Türkiye genelinde bu yıl yaşanan zirai don ve dolu yağışları, meyve üretiminde büyük kayıplara yol açarak sadece üreticileri değil, mevsimlik tarım işçilerini de derinden etkiledi. Özellikle Güneydoğu Anadolu'dan gelen binlerce mevsimlik işçi, yaz aylarında kiraz, vişne, elma, şeftali ve fındık gibi ürünlerin hasadında çalışarak geçimini sağlıyordu. Ancak bu yıl yaşanan doğal afetler nedeniyle büyük bir belirsizlikle karşı karşıya kalındı.

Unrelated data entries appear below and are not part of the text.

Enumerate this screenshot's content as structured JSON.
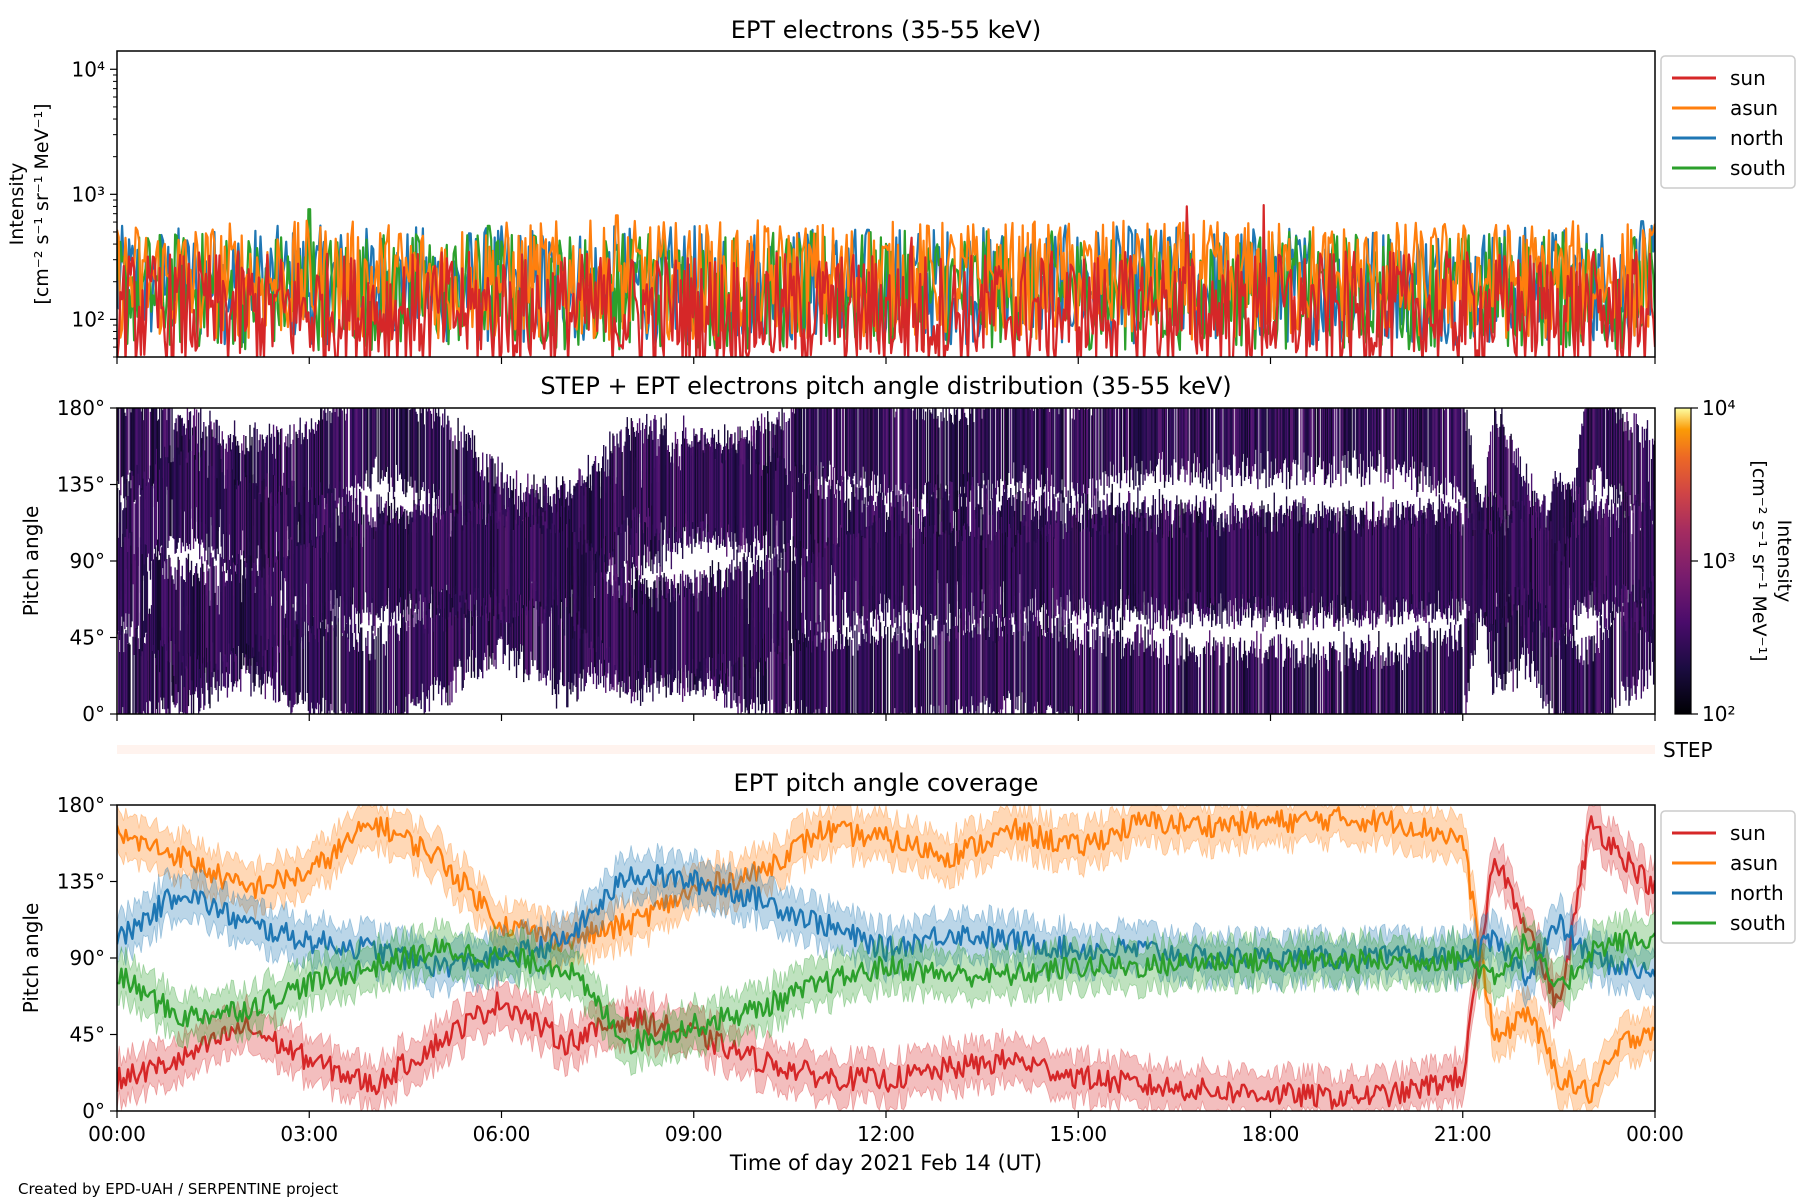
{
  "figure": {
    "footer": "Created by EPD-UAH / SERPENTINE project"
  },
  "chart_data": [
    {
      "type": "line",
      "title": "EPT electrons (35-55 keV)",
      "ylabel_line1": "Intensity",
      "ylabel_line2": "[cm⁻² s⁻¹ sr⁻¹ MeV⁻¹]",
      "yscale": "log",
      "ylim": [
        50,
        14000
      ],
      "ytick_values": [
        100,
        1000,
        10000
      ],
      "ytick_labels": [
        "10²",
        "10³",
        "10⁴"
      ],
      "xlim": [
        0,
        24
      ],
      "legend_position": "upper right, outside",
      "series": [
        {
          "name": "sun",
          "color": "#d62728",
          "typical": 130,
          "spikes": [
            [
              16.7,
              800
            ],
            [
              17.9,
              820
            ],
            [
              12.4,
              450
            ]
          ]
        },
        {
          "name": "asun",
          "color": "#ff7f0e",
          "typical": 230,
          "spikes": [
            [
              7.8,
              680
            ],
            [
              20.5,
              450
            ]
          ]
        },
        {
          "name": "north",
          "color": "#1f77b4",
          "typical": 210,
          "spikes": [
            [
              23.8,
              610
            ],
            [
              13.3,
              420
            ]
          ]
        },
        {
          "name": "south",
          "color": "#2ca02c",
          "typical": 190,
          "spikes": [
            [
              3.0,
              760
            ],
            [
              5.8,
              560
            ],
            [
              8.3,
              480
            ]
          ]
        }
      ]
    },
    {
      "type": "heatmap",
      "title": "STEP + EPT electrons pitch angle distribution (35-55 keV)",
      "ylabel": "Pitch angle",
      "ylim": [
        0,
        180
      ],
      "ytick_values": [
        0,
        45,
        90,
        135,
        180
      ],
      "ytick_labels": [
        "0°",
        "45°",
        "90°",
        "135°",
        "180°"
      ],
      "xlim": [
        0,
        24
      ],
      "colormap": "inferno",
      "colorbar": {
        "label_line1": "Intensity",
        "label_line2": "[cm⁻² s⁻¹ sr⁻¹ MeV⁻¹]",
        "scale": "log",
        "range": [
          100,
          10000
        ],
        "tick_values": [
          100,
          1000,
          10000
        ],
        "tick_labels": [
          "10²",
          "10³",
          "10⁴"
        ]
      },
      "step_strip_label": "STEP"
    },
    {
      "type": "line",
      "title": "EPT pitch angle coverage",
      "ylabel": "Pitch angle",
      "xlabel": "Time of day 2021 Feb 14 (UT)",
      "ylim": [
        0,
        180
      ],
      "ytick_values": [
        0,
        45,
        90,
        135,
        180
      ],
      "ytick_labels": [
        "0°",
        "45°",
        "90°",
        "135°",
        "180°"
      ],
      "xlim": [
        0,
        24
      ],
      "xtick_values": [
        0,
        3,
        6,
        9,
        12,
        15,
        18,
        21,
        24
      ],
      "xtick_labels": [
        "00:00",
        "03:00",
        "06:00",
        "09:00",
        "12:00",
        "15:00",
        "18:00",
        "21:00",
        "00:00"
      ],
      "band_half_width": 13,
      "legend_position": "upper right, outside",
      "series": [
        {
          "name": "sun",
          "color": "#d62728",
          "x": [
            0,
            1,
            2,
            3,
            4,
            5,
            6,
            7,
            8,
            9,
            10,
            11,
            12,
            13,
            14,
            15,
            16,
            17,
            18,
            19,
            20,
            21,
            21.5,
            22,
            22.5,
            23,
            23.5,
            24
          ],
          "y": [
            18,
            30,
            50,
            30,
            15,
            40,
            65,
            40,
            55,
            45,
            30,
            20,
            18,
            25,
            30,
            20,
            15,
            12,
            10,
            8,
            10,
            20,
            150,
            110,
            60,
            170,
            150,
            130
          ]
        },
        {
          "name": "asun",
          "color": "#ff7f0e",
          "x": [
            0,
            1,
            2,
            3,
            4,
            5,
            6,
            7,
            8,
            9,
            10,
            11,
            12,
            13,
            14,
            15,
            16,
            17,
            18,
            19,
            20,
            21,
            21.5,
            22,
            22.5,
            23,
            23.5,
            24
          ],
          "y": [
            162,
            150,
            130,
            140,
            170,
            150,
            110,
            100,
            110,
            130,
            140,
            165,
            160,
            150,
            165,
            155,
            170,
            168,
            170,
            172,
            170,
            160,
            40,
            60,
            20,
            10,
            40,
            50
          ]
        },
        {
          "name": "north",
          "color": "#1f77b4",
          "x": [
            0,
            1,
            2,
            3,
            4,
            5,
            6,
            7,
            8,
            9,
            10,
            11,
            12,
            13,
            14,
            15,
            16,
            17,
            18,
            19,
            20,
            21,
            21.5,
            22,
            22.5,
            23,
            23.5,
            24
          ],
          "y": [
            100,
            130,
            110,
            100,
            95,
            85,
            90,
            100,
            140,
            135,
            125,
            110,
            95,
            105,
            100,
            95,
            95,
            90,
            90,
            90,
            90,
            90,
            100,
            80,
            110,
            90,
            85,
            80
          ]
        },
        {
          "name": "south",
          "color": "#2ca02c",
          "x": [
            0,
            1,
            2,
            3,
            4,
            5,
            6,
            7,
            8,
            9,
            10,
            11,
            12,
            13,
            14,
            15,
            16,
            17,
            18,
            19,
            20,
            21,
            21.5,
            22,
            22.5,
            23,
            23.5,
            24
          ],
          "y": [
            80,
            55,
            60,
            75,
            85,
            95,
            90,
            85,
            40,
            50,
            60,
            75,
            85,
            80,
            80,
            85,
            85,
            88,
            88,
            88,
            88,
            90,
            80,
            100,
            70,
            95,
            100,
            100
          ]
        }
      ]
    }
  ]
}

Türkiye İstatistik Kurumu (TÜİK) verilerine göre, 2025 yılında bitkisel üretimde genel bir azalma bekleniyor. Meyve, içecek ve baharat bitkileri üretiminin bir önceki yıla göre %24,4 azalarak yaklaşık 21,4 milyon tona düşeceği tahmin ediliyor. Özellikle elma (%38,7), şeftali (%32,1), kiraz (%55,7), kayısı (%65), vişne (%44), fındık (%27,5), ceviz (%27,7) ve Antep fıstığında (%54,6) ciddi düşüşler bekleniyor.

Niğde ve Çevresinde Durum Kritik
Niğde ve çevresindeki meyve bahçeleri de bu olumsuzluklardan ciddi şekilde etkilendi. Afyonkarahisar, Konya ve Niğde hattında her yıl on binlerce ton kiraz ve vişne üretilen bölgelerde bu yıl rekoltenin büyük oranda düşmesi bekleniyor. Özellikle her yıl yaklaşık 65 bin ton kiraz üretiminin yapıldığı havzada, bu yıl yalnızca 5 bin ton civarında bir üretim öngörülüyor.
Bu gelişme, sadece çiftçileri değil, aynı zamanda bu bölgelerde hasat dönemi çalışan binlerce mevsimlik tarım işçisini de ekonomik açıdan zor durumda bıraktı. Yaz aylarında kiraz ve vişne hasadının ardından Karadeniz'e fındık toplamaya giden tarım işçileri, bu yıl planlarını yapamaz hale geldi. Birçok işçi, kış döneminde yaptıkları borçları yaz kazançlarıyla ödemeyi planlarken, yaşanan afetlerle birlikte bu gelir kaynakları da yok oldu.
Tarımda Güvence İhtiyacı Aciliyet Kazanıyor
Meyve rekoltesinde yaşanan dramatik düşüş, Türkiye tarımının doğa koşullarına karşı ne denli kırılgan olduğunu ve mevsimlik işçilerin ne kadar güvencesiz koşullarda çalıştığını bir kez daha gözler önüne serdi. Uzmanlar, hem üreticiler hem de tarım işçileri için kapsamlı destek sistemlerinin ve afetlere karşı etkin sigorta mekanizmalarının geliştirilmesi gerektiğine dikkat çekiyor. Aksi takdirde, her yıl tekrar eden bu tür doğal afetler, tarım sektöründe zincirleme mağduriyetlere yol açmaya devam edecek.